Without its wall, Berlin remains an architectural free-for-all
Plans to erect a giant staircase to straddle the remains of the Berlin Wall have long been shelved but the city is still an architectural work in progress, 20 years after the hated barrier fell. When the wall was finally pulled down, city planners,...
Plans to erect a giant staircase to straddle the remains of the Berlin Wall have long been shelved but the city is still an architectural work in progress, 20 years after the hated barrier fell.
When the wall was finally pulled down, city planners, suddenly presented with acres of prime building land in the heart of a top European capital, were rubbing their hands with glee.
Planners thought "the building boom would soon put Berlin back on a par with Paris and London" as it was during the glory years of the 1920s, said local architect Christoph Wessling.
And the no-man's-land where the wall once stood became a playground for designers of all stripes, who set to work with enthusiasm.
Potsdamer Platz, for example, which at the start of the 20th century was said to be the busiest thoroughfare in the world and the site of the first traffic light, was a vacant lot overrun by wild grass and rabbits.

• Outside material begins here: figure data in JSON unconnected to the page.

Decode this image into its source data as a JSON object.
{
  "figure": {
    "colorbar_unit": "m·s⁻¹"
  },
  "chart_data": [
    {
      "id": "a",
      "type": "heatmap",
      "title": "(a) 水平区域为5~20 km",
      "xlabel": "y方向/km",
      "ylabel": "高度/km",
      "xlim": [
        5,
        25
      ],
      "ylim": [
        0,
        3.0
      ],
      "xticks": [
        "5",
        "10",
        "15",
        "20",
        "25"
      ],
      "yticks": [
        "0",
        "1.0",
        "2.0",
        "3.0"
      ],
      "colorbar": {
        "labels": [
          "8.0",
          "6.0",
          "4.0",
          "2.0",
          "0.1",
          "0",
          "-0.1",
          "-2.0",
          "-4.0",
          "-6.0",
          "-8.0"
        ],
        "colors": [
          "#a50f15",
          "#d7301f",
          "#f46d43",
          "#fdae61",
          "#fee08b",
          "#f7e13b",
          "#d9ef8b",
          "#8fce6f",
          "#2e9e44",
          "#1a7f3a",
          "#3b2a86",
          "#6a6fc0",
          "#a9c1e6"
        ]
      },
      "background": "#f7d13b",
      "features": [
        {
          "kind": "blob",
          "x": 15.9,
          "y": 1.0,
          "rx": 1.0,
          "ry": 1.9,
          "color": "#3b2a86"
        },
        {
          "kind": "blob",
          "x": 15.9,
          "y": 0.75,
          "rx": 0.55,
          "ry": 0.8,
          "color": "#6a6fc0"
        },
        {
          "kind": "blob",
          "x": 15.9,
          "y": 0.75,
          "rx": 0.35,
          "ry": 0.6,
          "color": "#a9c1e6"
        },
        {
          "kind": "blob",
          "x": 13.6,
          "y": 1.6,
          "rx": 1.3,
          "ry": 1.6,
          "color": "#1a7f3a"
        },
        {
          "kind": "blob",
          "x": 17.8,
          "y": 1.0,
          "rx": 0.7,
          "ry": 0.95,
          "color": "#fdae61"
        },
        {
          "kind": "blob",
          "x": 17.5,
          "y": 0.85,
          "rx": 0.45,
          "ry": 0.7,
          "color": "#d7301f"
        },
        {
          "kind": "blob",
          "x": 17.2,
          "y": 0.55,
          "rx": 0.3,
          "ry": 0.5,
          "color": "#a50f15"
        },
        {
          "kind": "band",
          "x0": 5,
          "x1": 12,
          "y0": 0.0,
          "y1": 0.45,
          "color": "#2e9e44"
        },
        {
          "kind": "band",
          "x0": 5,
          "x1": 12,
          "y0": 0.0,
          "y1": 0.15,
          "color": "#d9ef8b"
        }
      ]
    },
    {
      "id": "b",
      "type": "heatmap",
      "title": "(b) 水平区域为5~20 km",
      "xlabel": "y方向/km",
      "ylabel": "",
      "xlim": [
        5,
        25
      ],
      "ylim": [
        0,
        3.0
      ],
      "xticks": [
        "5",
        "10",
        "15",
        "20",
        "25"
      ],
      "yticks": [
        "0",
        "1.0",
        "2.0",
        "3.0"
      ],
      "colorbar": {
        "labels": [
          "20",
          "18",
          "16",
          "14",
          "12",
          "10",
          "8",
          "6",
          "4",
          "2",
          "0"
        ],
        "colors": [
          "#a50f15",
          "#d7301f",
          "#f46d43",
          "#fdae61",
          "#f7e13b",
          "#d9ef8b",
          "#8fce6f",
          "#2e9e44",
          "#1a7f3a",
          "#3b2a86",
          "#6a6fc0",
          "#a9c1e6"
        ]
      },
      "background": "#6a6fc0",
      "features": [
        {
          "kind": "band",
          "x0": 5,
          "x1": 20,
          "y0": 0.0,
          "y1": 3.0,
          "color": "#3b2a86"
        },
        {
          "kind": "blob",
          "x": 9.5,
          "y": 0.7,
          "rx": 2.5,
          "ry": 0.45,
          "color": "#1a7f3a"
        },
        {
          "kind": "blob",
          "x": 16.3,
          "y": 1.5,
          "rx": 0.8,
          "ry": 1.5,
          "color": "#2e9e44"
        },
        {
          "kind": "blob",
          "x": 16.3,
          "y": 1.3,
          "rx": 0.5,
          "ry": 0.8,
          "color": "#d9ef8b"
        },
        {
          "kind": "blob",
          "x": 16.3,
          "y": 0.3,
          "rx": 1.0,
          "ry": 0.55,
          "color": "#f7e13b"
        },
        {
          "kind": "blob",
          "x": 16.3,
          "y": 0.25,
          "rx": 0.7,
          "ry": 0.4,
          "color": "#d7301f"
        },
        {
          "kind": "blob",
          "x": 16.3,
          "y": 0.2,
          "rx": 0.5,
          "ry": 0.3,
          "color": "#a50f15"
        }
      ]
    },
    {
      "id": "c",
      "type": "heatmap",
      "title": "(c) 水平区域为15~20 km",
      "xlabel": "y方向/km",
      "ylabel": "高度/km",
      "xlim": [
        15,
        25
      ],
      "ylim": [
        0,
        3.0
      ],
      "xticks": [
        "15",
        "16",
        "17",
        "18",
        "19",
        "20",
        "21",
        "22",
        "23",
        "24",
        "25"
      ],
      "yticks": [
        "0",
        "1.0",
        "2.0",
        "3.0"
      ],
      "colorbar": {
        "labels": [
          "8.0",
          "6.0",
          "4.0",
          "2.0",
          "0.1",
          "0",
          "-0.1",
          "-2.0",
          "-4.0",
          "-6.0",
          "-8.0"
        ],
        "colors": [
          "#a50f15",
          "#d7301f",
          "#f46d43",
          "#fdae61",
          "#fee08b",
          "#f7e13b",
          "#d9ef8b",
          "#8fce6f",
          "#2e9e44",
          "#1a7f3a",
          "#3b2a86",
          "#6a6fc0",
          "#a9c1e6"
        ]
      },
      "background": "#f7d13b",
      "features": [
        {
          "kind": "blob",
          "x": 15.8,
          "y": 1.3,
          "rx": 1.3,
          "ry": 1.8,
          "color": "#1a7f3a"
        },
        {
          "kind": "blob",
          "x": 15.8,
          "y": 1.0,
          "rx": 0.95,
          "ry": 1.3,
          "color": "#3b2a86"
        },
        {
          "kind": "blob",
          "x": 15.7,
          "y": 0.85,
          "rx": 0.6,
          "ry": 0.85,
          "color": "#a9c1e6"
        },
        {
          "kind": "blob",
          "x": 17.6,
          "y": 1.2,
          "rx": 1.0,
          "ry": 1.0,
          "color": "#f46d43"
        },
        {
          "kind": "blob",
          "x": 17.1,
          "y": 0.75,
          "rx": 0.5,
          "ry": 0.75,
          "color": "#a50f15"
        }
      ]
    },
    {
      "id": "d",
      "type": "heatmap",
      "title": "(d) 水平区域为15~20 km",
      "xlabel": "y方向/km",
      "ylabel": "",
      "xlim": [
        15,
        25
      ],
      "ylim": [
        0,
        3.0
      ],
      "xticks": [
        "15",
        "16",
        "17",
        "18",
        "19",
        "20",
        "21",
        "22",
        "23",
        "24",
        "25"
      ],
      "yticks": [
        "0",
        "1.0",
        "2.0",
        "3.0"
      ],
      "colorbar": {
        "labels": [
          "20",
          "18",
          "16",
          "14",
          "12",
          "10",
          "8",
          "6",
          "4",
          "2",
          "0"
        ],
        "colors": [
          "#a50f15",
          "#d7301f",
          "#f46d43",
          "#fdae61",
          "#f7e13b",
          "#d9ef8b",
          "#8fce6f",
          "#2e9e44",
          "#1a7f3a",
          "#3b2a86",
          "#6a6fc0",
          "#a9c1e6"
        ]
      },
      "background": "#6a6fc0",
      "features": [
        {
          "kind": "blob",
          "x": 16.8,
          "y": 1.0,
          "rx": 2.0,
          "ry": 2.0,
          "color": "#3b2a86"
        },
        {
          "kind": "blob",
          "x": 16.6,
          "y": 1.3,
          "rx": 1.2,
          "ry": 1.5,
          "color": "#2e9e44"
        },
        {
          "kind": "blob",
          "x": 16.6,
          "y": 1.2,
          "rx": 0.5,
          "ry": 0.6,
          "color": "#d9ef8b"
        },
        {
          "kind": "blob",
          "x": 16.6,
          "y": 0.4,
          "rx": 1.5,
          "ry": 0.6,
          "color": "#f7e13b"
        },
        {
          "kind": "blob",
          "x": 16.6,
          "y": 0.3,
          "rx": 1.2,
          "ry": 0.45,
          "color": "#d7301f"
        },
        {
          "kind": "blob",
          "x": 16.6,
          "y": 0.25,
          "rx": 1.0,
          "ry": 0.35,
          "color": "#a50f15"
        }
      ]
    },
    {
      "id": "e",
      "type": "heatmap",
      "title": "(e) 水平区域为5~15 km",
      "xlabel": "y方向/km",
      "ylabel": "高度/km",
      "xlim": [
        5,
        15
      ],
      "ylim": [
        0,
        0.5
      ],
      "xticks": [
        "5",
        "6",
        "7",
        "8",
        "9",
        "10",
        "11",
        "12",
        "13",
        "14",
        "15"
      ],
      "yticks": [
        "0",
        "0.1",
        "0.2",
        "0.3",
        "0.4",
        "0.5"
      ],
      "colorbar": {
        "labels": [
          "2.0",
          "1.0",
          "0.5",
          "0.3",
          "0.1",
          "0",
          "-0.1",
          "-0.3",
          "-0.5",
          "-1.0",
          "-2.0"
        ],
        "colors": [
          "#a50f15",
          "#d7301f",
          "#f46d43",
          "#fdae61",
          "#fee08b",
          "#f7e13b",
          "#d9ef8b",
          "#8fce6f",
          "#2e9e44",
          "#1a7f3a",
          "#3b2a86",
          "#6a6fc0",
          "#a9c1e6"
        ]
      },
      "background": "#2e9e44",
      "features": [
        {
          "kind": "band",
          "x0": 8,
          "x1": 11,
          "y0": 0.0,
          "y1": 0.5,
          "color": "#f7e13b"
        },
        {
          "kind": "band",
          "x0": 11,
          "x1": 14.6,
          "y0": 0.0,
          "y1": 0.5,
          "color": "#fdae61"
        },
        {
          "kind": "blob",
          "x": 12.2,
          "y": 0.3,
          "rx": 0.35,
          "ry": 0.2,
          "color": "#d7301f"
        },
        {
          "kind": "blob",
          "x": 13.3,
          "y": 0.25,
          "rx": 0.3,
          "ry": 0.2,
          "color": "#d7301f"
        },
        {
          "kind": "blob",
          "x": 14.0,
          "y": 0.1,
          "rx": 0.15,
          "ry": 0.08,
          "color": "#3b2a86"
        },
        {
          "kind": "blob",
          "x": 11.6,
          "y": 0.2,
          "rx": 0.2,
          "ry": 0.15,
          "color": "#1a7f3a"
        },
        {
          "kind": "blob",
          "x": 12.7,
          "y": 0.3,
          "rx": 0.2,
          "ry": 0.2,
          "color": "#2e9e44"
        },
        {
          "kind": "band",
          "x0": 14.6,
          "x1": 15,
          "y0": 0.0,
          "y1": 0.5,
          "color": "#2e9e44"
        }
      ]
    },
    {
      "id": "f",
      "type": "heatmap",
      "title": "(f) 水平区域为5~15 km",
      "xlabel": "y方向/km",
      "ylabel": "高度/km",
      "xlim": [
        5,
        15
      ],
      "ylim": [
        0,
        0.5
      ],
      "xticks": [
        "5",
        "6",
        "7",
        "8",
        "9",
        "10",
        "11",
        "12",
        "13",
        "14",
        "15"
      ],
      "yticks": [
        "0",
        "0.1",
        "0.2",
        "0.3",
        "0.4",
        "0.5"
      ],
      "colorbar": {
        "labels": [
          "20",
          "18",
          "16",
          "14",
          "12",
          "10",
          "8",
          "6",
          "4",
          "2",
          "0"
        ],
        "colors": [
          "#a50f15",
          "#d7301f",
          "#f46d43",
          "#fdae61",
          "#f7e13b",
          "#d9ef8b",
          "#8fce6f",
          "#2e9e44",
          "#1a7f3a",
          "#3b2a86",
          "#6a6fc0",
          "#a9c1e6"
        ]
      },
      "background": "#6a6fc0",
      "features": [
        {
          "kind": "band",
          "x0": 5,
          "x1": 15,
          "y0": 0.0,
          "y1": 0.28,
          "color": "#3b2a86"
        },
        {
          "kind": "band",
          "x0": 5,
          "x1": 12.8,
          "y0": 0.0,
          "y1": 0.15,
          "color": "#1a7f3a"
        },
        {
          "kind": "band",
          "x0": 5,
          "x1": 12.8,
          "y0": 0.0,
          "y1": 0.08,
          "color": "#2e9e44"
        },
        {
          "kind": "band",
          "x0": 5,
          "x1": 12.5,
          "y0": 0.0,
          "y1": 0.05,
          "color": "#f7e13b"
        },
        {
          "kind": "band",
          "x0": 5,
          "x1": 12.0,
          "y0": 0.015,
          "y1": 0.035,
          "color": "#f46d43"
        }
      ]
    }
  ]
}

Under the direction of star architects including Italy's Renzo Piano, it transformed into a mini-Manhattan of imaginatively shaped glass skyscrapers overlooking the nearby Tiergarten park. As for the rabbits, they have scampered into the gardens of the "embassies" set up by Germany's regional governments near the site where Adolf Hitler's wartime bunker once stood.
Unique among major cities, Berlin had to cope both with its wartime devastation and then the huge scar of the wall carved through its heart.
To bring Berlin back together after it regained its status as German capital, city planners had to rebuild bridges, underground stations, roads - in short, nearly half the infrastructure of the city of 3.4 million people.
Some of the wackier plans, like US architect Robert Venturi's bid to build a huge staircase over the Brandenburg Gate, never saw the light of day as Berliners were desperate for a return to workaday city life.
"After the war and the Wall, Berliners were keen to return to normality," said Mr Wessling.
The problem for the 7.5 million tourists who visit Berlin each year is not difficulty circumventing the wall but finding where the barrier once stood.
"In some places, even Berliners no longer remember where it used to run," Mr Wessling noted.